I remember when I was younger and at church they would talk about the rapture happening. The Lord’s imminent return was constantly a topic of discussion pretty much my entire childhood. I was fixated on it so much so that there were times I would hope that it wouldn’t happen because next week I was going to get to go to Six Flags or get my driver’s license or perhaps a girl I liked might like me back.
That seems like a lifetime ago and now I sit around praying for God to come already. I feel like sometimes I am going through the perfunctory motions of life – making money, paying bills, eating, sleeping – only to kill time, to have something to do before the end, which is really the beginning.

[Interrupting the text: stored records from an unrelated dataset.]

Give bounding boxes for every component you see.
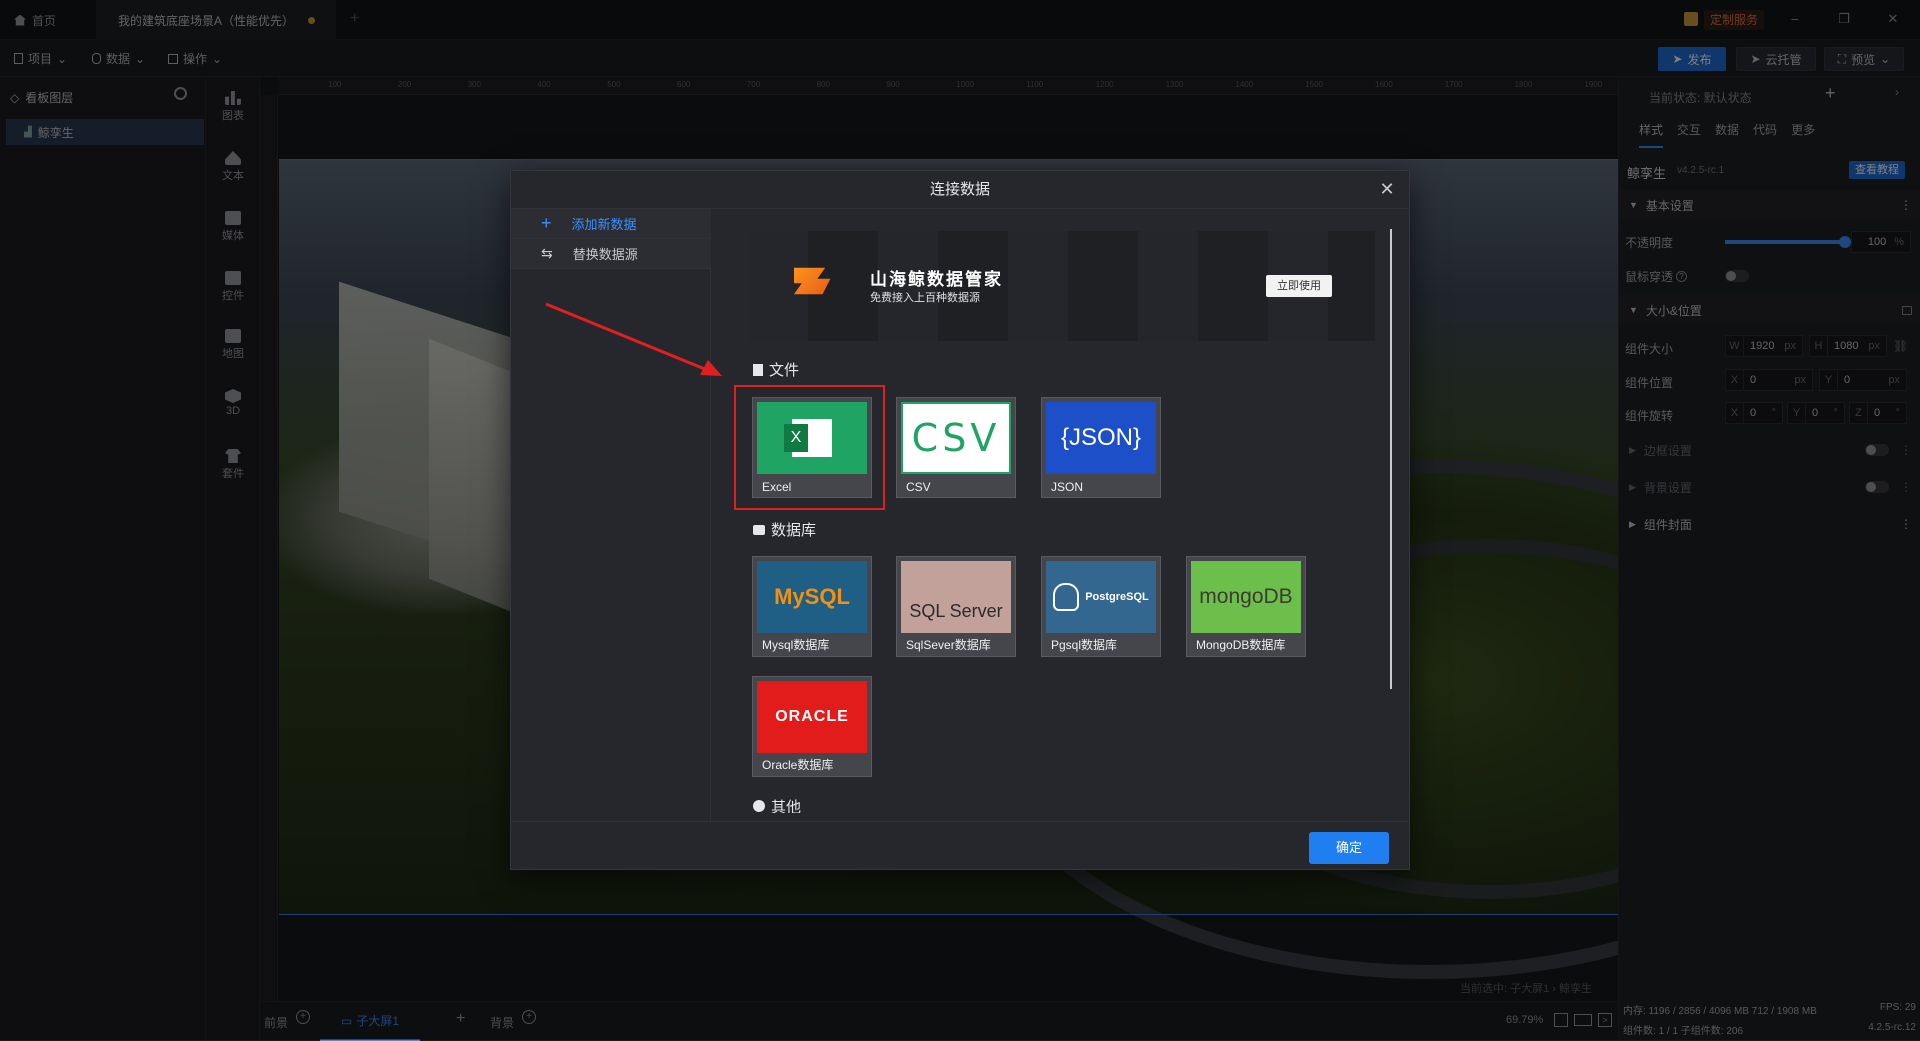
use-now-button[interactable]: 立即使用 (1266, 275, 1332, 297)
mongodb-label: MongoDB数据库 (1196, 638, 1286, 652)
pgsql-card[interactable]: PostgreSQL Pgsql数据库 (1041, 556, 1161, 657)
mysql-logo-text: MySQL (774, 584, 850, 609)
nav-replace-source-label: 替换数据源 (572, 247, 638, 262)
connect-data-dialog: 连接数据 ✕ + 添加新数据 ⇆ 替换数据源 山海鲸数据管家 免费接入上百种数据… (510, 170, 1410, 870)
oracle-label: Oracle数据库 (762, 758, 834, 772)
dialog-title: 连接数据 (929, 181, 990, 198)
nav-add-new-data[interactable]: + 添加新数据 (511, 209, 711, 239)
database-icon (753, 524, 765, 535)
mysql-label: Mysql数据库 (762, 638, 830, 652)
nav-add-new-data-label: 添加新数据 (571, 217, 637, 232)
mongodb-logo: mongoDB (1191, 561, 1301, 633)
csv-logo: CSV (901, 402, 1011, 474)
pgsql-label: Pgsql数据库 (1051, 638, 1118, 652)
oracle-card[interactable]: ORACLE Oracle数据库 (752, 676, 872, 777)
section-other: 其他 (753, 799, 801, 813)
sqlserver-label: SqlSever数据库 (906, 638, 991, 652)
section-database: 数据库 (753, 519, 816, 540)
close-icon[interactable]: ✕ (1377, 179, 1397, 199)
oracle-logo: ORACLE (757, 681, 867, 753)
oracle-logo-text: ORACLE (775, 708, 849, 725)
json-logo: {JSON} (1046, 402, 1156, 474)
dialog-scrollbar[interactable] (1390, 229, 1392, 689)
section-database-title: 数据库 (771, 522, 817, 539)
banner-title: 山海鲸数据管家 (870, 270, 1003, 289)
confirm-button[interactable]: 确定 (1309, 832, 1389, 864)
data-manager-banner[interactable]: 山海鲸数据管家 免费接入上百种数据源 立即使用 (748, 231, 1375, 341)
dialog-footer: 确定 (511, 821, 1409, 871)
sqlserver-card[interactable]: SQL Server SqlSever数据库 (896, 556, 1016, 657)
csv-logo-text: CSV (911, 416, 1001, 460)
pgsql-logo: PostgreSQL (1046, 561, 1156, 633)
dialog-nav: + 添加新数据 ⇆ 替换数据源 (511, 209, 711, 821)
mysql-logo: MySQL (757, 561, 867, 633)
json-logo-text: {JSON} (1060, 424, 1142, 451)
section-file-title: 文件 (769, 362, 800, 379)
csv-label: CSV (906, 480, 931, 494)
mysql-card[interactable]: MySQL Mysql数据库 (752, 556, 872, 657)
json-label: JSON (1051, 480, 1084, 494)
plus-icon: + (541, 213, 552, 233)
pgsql-logo-text: PostgreSQL (1085, 591, 1149, 603)
other-icon (753, 800, 765, 812)
banner-subtitle: 免费接入上百种数据源 (870, 292, 980, 304)
json-card[interactable]: {JSON} JSON (1041, 397, 1161, 498)
dialog-header: 连接数据 ✕ (511, 171, 1409, 209)
file-icon (753, 363, 763, 376)
nav-replace-source[interactable]: ⇆ 替换数据源 (511, 239, 711, 269)
mongodb-card[interactable]: mongoDB MongoDB数据库 (1186, 556, 1306, 657)
csv-card[interactable]: CSV CSV (896, 397, 1016, 498)
sqlserver-logo-text: SQL Server (909, 600, 1003, 621)
excel-highlight-box (734, 385, 885, 510)
swap-icon: ⇆ (541, 245, 553, 261)
elephant-icon (1053, 583, 1080, 611)
mongodb-logo-text: mongoDB (1199, 585, 1293, 608)
section-other-title: 其他 (771, 799, 802, 813)
dialog-body: 山海鲸数据管家 免费接入上百种数据源 立即使用 文件 X Excel CSV C… (711, 209, 1411, 821)
section-file: 文件 (753, 359, 799, 380)
sqlserver-logo: SQL Server (901, 561, 1011, 633)
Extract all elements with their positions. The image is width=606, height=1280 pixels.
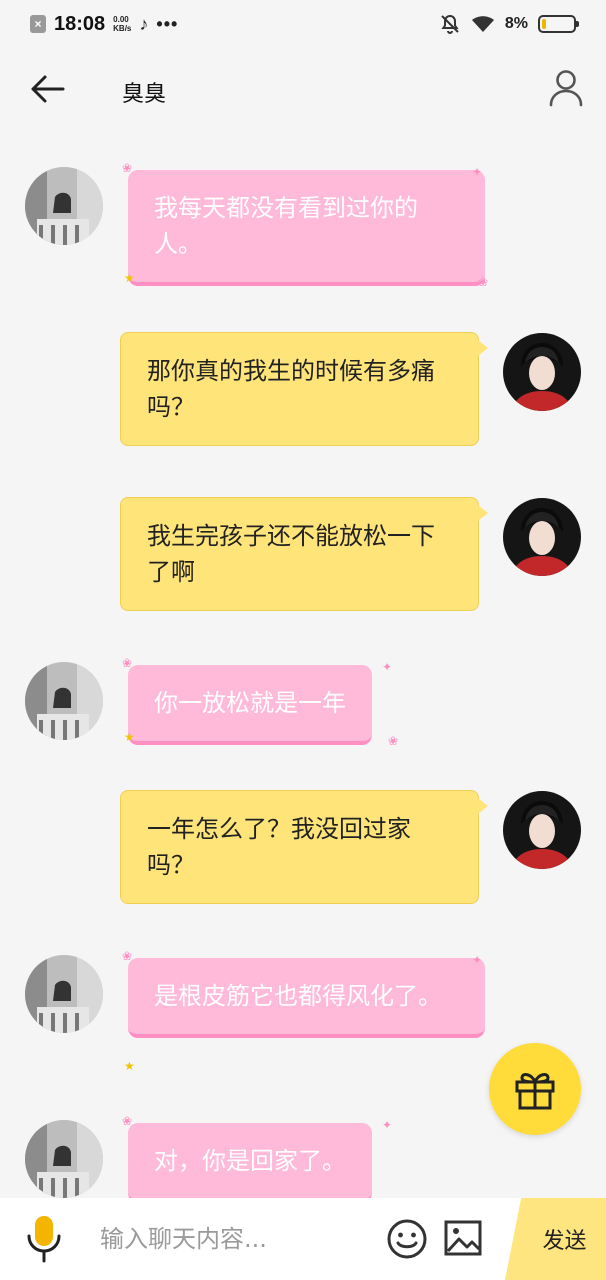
message-bubble-received[interactable]: 我每天都没有看到过你的人。: [128, 170, 485, 286]
battery-level: [542, 19, 546, 29]
status-bar: × 18:08 0.00 KB/s ♪ ••• 8%: [0, 0, 606, 48]
sparkle-decoration-icon: ✦: [382, 660, 393, 674]
contact-avatar-photo: [25, 662, 103, 740]
bow-decoration-icon: ❀: [122, 949, 133, 963]
chat-input-bar: 发送: [0, 1198, 606, 1280]
message-bubble-sent[interactable]: 那你真的我生的时候有多痛吗？: [120, 332, 479, 446]
contact-avatar[interactable]: [25, 662, 103, 740]
sparkle-decoration-icon: ✦: [472, 953, 483, 967]
clock-time: 18:08: [54, 12, 106, 35]
status-bar-right: 8%: [439, 13, 579, 35]
emoji-button[interactable]: [386, 1218, 428, 1260]
status-bar-left: × 18:08 0.00 KB/s ♪ •••: [30, 13, 178, 36]
message-bubble-received[interactable]: 你一放松就是一年: [128, 665, 372, 745]
bow-decoration-icon: ❀: [122, 656, 133, 670]
voice-input-button[interactable]: [22, 1214, 66, 1264]
message-text: 我每天都没有看到过你的人。: [154, 194, 418, 258]
gift-icon: [515, 1073, 555, 1110]
user-avatar-photo: [503, 333, 581, 411]
profile-button[interactable]: [544, 66, 588, 110]
message-bubble-received[interactable]: 对，你是回家了。: [128, 1123, 372, 1203]
network-speed-value: 0.00: [113, 15, 129, 24]
bubble-tail: [478, 798, 488, 814]
user-avatar-photo: [503, 791, 581, 869]
contact-avatar[interactable]: [25, 1120, 103, 1198]
contact-avatar-photo: [25, 955, 103, 1033]
bubble-tail: [478, 340, 488, 356]
message-bubble-received[interactable]: 是根皮筋它也都得风化了。: [128, 958, 485, 1038]
battery-icon: [538, 15, 579, 33]
user-avatar[interactable]: [503, 333, 581, 411]
battery-percent: 8%: [504, 15, 528, 32]
send-button-label: 发送: [542, 1229, 587, 1254]
message-text: 对，你是回家了。: [154, 1147, 346, 1175]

Last week as I was driving to Waco to do some IT work at the nursing home I couldn’t help but feel like my life is wasted. I’ve felt this for quite some time now and I don’t know how to change it. Perhaps this is where people get when they go into missions or they quit their jobs to do something amazing with their lives – like work at an AIDS hospice.
But even those things would only bring a marginal amount of joy compared to knowing what is in store for me when I leave this planet. I think sometimes it would be better not to know. Like maybe if growing up all I was ever told was that by believing in Christ kept me from going to hell and then right at the last minute – SURPRISE! – you’re going to the most awesome place, a place beyond all human comprehension. But instead I am like that kid who is told 6 months beforehand that he is going to get to go to Disney World and that 6 months seems like an eternity.
Maybe the entire purpose of this life is only to make us really appreciate heaven, these trials, these struggles, this inanity of life, perhaps without it we would just take heaven for granted.
And all of this just takes me back to my original point – if you don’t believe in God then what in the world get’s you out of bed in the morning? What motivates you? What keeps you from saying – So What?